S’Aik Klate’s, 9 years old, an ethnic Pwo Karen boy from War Khe Ma Township in Irrawaddy Division, is working at a cold drink shop in the village called “Gayan”. The village is not S’Aik Klate’s hometown, but he came to work there with his father and brother during the summer. The Pwo are one of the two main sub-ethnic groups of the Karen people.
Most of Gayan villagers are Pwo Karen – both Christians and Buddhists live in Gayan village, War Khe Ma Township. The village is made up of about 100 households; the families are farmers and orchard growers.
The people have to ride motorboat and then a ferry to get to Gayan village from Yangon – the trip takes six hours. First they have to ride the Irrawaddy trading ship from Maw Tin harbor in Yangon to Kyait Latt, Bogalay, Mawlamyaing Island. Next they ride a motorboat for three hours to get to the village. According to the passengers, the main trade route of Irrawaddy division is waterway.
Klate orders the stall owner to get cold sugar cane crunch juice for the guests in Burmese but with a strong ethnic Karen accent “Kyan Yay Aye Aye Lay”. Klate can’t speak fluent Burmese, nor does he often have to, as the vast majority of the local villagers speak in ethnic Karen.
Klate is barefoot and wears his school uniform; a green ‘longgyi’ now bleached to a discoloured white, his cheeks were covered with Thanatkha [Burmese suncream]. His friendly eyes close when he breaks into a broad grin. As a child, he often goes to play with other kids nearby the cold drink stall while there’s no customer and when his owner calls him, he runs to help out again. He is doing this to get pocket money during the summer. The salary is not based on daily basis and he helps the stall during the summer holidays and gets school fees in return when the school opens.
Klate and his brother S’Aik Sue Shar work hard as bean pickers during the school break to earn a little money to help cover their mother’s medical costs. Getting up at 4am each day, “If we pick beans a full sack that can contain 2 baskets [equivalent to 4 tins], we gets 500. If the beans are good, I and my brothers can pick up to 2 to 3 full sacks of beans. Then we earn 1000 to 1500 kyats daily (about $2). With that money we can buy medicine for mum.”
S’Aik Klate’s mother has to drag on her hip to move around since she took an injection of medicine that had long passed it’s expiry date – the contaminated medicine was administered by a local medic.
“Moe Moe [mum] is getting better now,” Klate says. “Moe Moe went to stay with her relatives back in the village. Since my father is a daily laborer for any available work, he comes to see us sometimes when he has time”.
Klate’s mum illness hit the family hard, the two brother were left to look after two of their four siblings, wile the others left to find money to help support the family. Klate’s five-year-old younger brother and three-year-old younger sister live with mother. His brother, S’ Aik Sue Shar 13, dropped out of school and started working to earn some money for the family.

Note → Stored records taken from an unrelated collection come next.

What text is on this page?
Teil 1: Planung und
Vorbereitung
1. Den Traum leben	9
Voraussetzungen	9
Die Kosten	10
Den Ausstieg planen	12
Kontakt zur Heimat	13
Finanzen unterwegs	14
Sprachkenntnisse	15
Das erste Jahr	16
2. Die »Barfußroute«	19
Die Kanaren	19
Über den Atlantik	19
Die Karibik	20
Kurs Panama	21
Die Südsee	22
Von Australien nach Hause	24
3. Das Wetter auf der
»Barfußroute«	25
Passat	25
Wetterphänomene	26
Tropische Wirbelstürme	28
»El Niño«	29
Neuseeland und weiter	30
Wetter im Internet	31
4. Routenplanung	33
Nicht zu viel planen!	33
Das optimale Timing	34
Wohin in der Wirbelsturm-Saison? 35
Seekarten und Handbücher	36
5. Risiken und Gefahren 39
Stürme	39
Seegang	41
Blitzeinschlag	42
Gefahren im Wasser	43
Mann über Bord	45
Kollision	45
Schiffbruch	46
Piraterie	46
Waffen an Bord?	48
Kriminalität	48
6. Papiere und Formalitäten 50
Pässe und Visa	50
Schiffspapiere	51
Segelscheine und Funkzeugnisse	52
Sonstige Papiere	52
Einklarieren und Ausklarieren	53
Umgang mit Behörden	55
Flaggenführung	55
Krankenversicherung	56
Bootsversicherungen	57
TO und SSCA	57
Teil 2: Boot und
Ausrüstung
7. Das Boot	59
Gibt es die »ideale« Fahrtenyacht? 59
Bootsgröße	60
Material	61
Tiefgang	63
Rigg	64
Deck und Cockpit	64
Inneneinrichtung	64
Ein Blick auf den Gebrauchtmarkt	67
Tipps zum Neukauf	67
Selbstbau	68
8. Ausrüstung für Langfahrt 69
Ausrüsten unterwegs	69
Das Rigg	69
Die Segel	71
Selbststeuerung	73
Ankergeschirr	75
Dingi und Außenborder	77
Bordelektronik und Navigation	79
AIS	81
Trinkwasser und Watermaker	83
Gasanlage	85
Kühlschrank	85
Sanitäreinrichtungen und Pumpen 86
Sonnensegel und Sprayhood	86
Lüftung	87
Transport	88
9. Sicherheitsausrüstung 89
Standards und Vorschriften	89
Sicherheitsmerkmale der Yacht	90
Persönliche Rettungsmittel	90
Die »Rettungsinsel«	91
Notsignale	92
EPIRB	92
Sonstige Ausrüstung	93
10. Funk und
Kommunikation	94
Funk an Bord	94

Klate is about to enter his third year at the local primary school. His village has only has aprimary school and school children have to go to another village in order to attend middle school – it takes about one hour on foot to get there.
Nant Paung Bwar, a teacher from Gayan village said that it is common for children like Klate to be working during the school break to earn some money and help their parents.
“School children are just fair enough in studies. They give all the money to their parents that they earn during the holidays,” he says. “Some parents return some money back to their children to spend if there is special celebration in the village. Since most of the parents are poor, their children had to help them.”
There are only seven teachers in Gayan village, before Cyclone Nargis devastated Burma in 2010, one volunteer was hired to teach them Pwo Karen language during the summer time, but now they can’t hire the teacher anymore, according to teacher Nant Paung Bwar.
Customers who come to get a cold drink from Klate’s stall, often ask him whether he is happy at his work, when his school is opening, how many friends he has? He answers these questions easily and quickly, but when asked about whether he missed his mom, he replies only “yes” with his head down and his hands grasping his green longgyi.
As a small child, he misses his mom, and all those misses are temporarily replaced by playing with his friends in the local stream.
As the customers leave the stall, he gazes at them with folded arms. When people ask him “what would you like to do when you grew up?” He always answers simply with a smile; “I would like to be a motor boat driver.”